In one single case report of a woman receiving LEV, the breast milk concentration was 99 μM (10) 7 days after delivery. The milk/maternal serum ratio was 3.09. The serum concentration in the infant was not measured, but the baby became increasingly hypotonic and drank with more difficulty. It was discharged healthy 10 days after the mother had stopped breast-feeding. This unusual high excretion into breast milk is not in accordance with our findings of a more equal distribution between serum and breast milk.
The infants in our study had very low serum concentrations a few days after parturition and also during prolonged breast-feeding. This is in contrast to reports on serum concentrations of LTG in babies of nursing mothers treated with this drug. As opposed to LEV, LTG is metabolized mainly in the liver by glucuronidation. The capacity of this metabolic pathway is reduced in the neonate and may result in serum concentrations comparable to those found during active LTG treatment (11–13).

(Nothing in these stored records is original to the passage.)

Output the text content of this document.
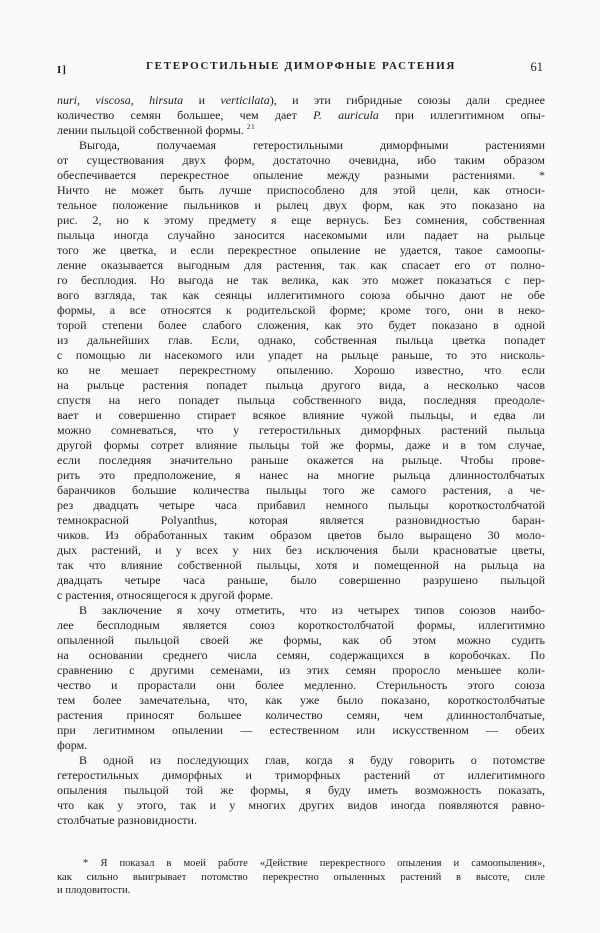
I]	ГЕТЕРОСТИЛЬНЫЕ ДИМОРФНЫЕ РАСТЕНИЯ	61
nuri, viscosa, hirsuta и verticilata), и эти гибридные союзы дали среднее
количество семян большее, чем дает P. auricula при иллегитимном опы-
лении пыльцой собственной формы. $^{21}$
Выгода, получаемая гетеростильными диморфными растениями
от существования двух форм, достаточно очевидна, ибо таким образом
обеспечивается перекрестное опыление между разными растениями. *
Ничто не может быть лучше приспособлено для этой цели, как относи-
тельное положение пыльников и рылец двух форм, как это показано на
рис. 2, но к этому предмету я еще вернусь. Без сомнения, собственная
пыльца иногда случайно заносится насекомыми или падает на рыльце
того же цветка, и если перекрестное опыление не удается, такое самоопы-
ление оказывается выгодным для растения, так как спасает его от полно-
го бесплодия. Но выгода не так велика, как это может показаться с пер-
вого взгляда, так как сеянцы иллегитимного союза обычно дают не обе
формы, а все относятся к родительской форме; кроме того, они в неко-
торой степени более слабого сложения, как это будет показано в одной
из дальнейших глав. Если, однако, собственная пыльца цветка попадет
с помощью ли насекомого или упадет на рыльце раньше, то это нисколь-
ко не мешает перекрестному опылению. Хорошо известно, что если
на рыльце растения попадет пыльца другого вида, а несколько часов
спустя на него попадет пыльца собственного вида, последняя преодоле-
вает и совершенно стирает всякое влияние чужой пыльцы, и едва ли
можно сомневаться, что у гетеростильных диморфных растений пыльца
другой формы сотрет влияние пыльцы той же формы, даже и в том случае,
если последняя значительно раньше окажется на рыльце. Чтобы прове-
рить это предположение, я нанес на многие рыльца длинностолбчатых
баранчиков большие количества пыльцы того же самого растения, а че-
рез двадцать четыре часа прибавил немного пыльцы короткостолбчатой
темнокрасной Polyanthus, которая является разновидностью баран-
чиков. Из обработанных таким образом цветов было выращено 30 моло-
дых растений, и у всех у них без исключения были красноватые цветы,
так что влияние собственной пыльцы, хотя и помещенной на рыльца на
двадцать четыре часа раньше, было совершенно разрушено пыльцой
с растения, относящегося к другой форме.
В заключение я хочу отметить, что из четырех типов союзов наибо-
лее бесплодным является союз короткостолбчатой формы, иллегитимно
опыленной пыльцой своей же формы, как об этом можно судить
на основании среднего числа семян, содержащихся в коробочках. По
сравнению с другими семенами, из этих семян проросло меньшее коли-
чество и прорастали они более медленно. Стерильность этого союза
тем более замечательна, что, как уже было показано, короткостолбчатые
растения приносят большее количество семян, чем длинностолбчатые,
при легитимном опылении — естественном или искусственном — обеих
форм.
В одной из последующих глав, когда я буду говорить о потомстве
гетеростильных диморфных и триморфных растений от иллегитимного
опыления пыльцой той же формы, я буду иметь возможность показать,
что как у этого, так и у многих других видов иногда появляются равно-
столбчатые разновидности.
* Я показал в моей работе «Действие перекрестного опыления и самоопыления»,
как сильно выигрывает потомство перекрестно опыленных растений в высоте, силе
и плодовитости.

Unfortunately, we were not able to synchronize the timing of blood samples better in our subjects. The higher maternal as well as umbilical LEV concentrations at delivery were conceivably due to non–drug-fasting conditions (Table 2). The high concentration of 77 μM at day 1 in one infant was measured only few hours after delivery and does probably not reflect exposure through breast milk. Polytherapy also represents a limitation in this study; only two mothers received LEV as the only drug. However, no pharmacokinetic interactions between LEV and these other drugs are known (6). Furthermore, the single sample of drug-fasting breast milk does not fully account for the full course of breast milk excretion/infant exposure throughout a day.
In conclusion, LEV readily crosses the placenta and is excreted into breast milk. Breast-fed infants usually have very low LEV serum concentrations, probably due to a rapid elimination of LEV. Women with epilepsy should in general be encouraged to nurse their infants. Treatment with LEV is no exception.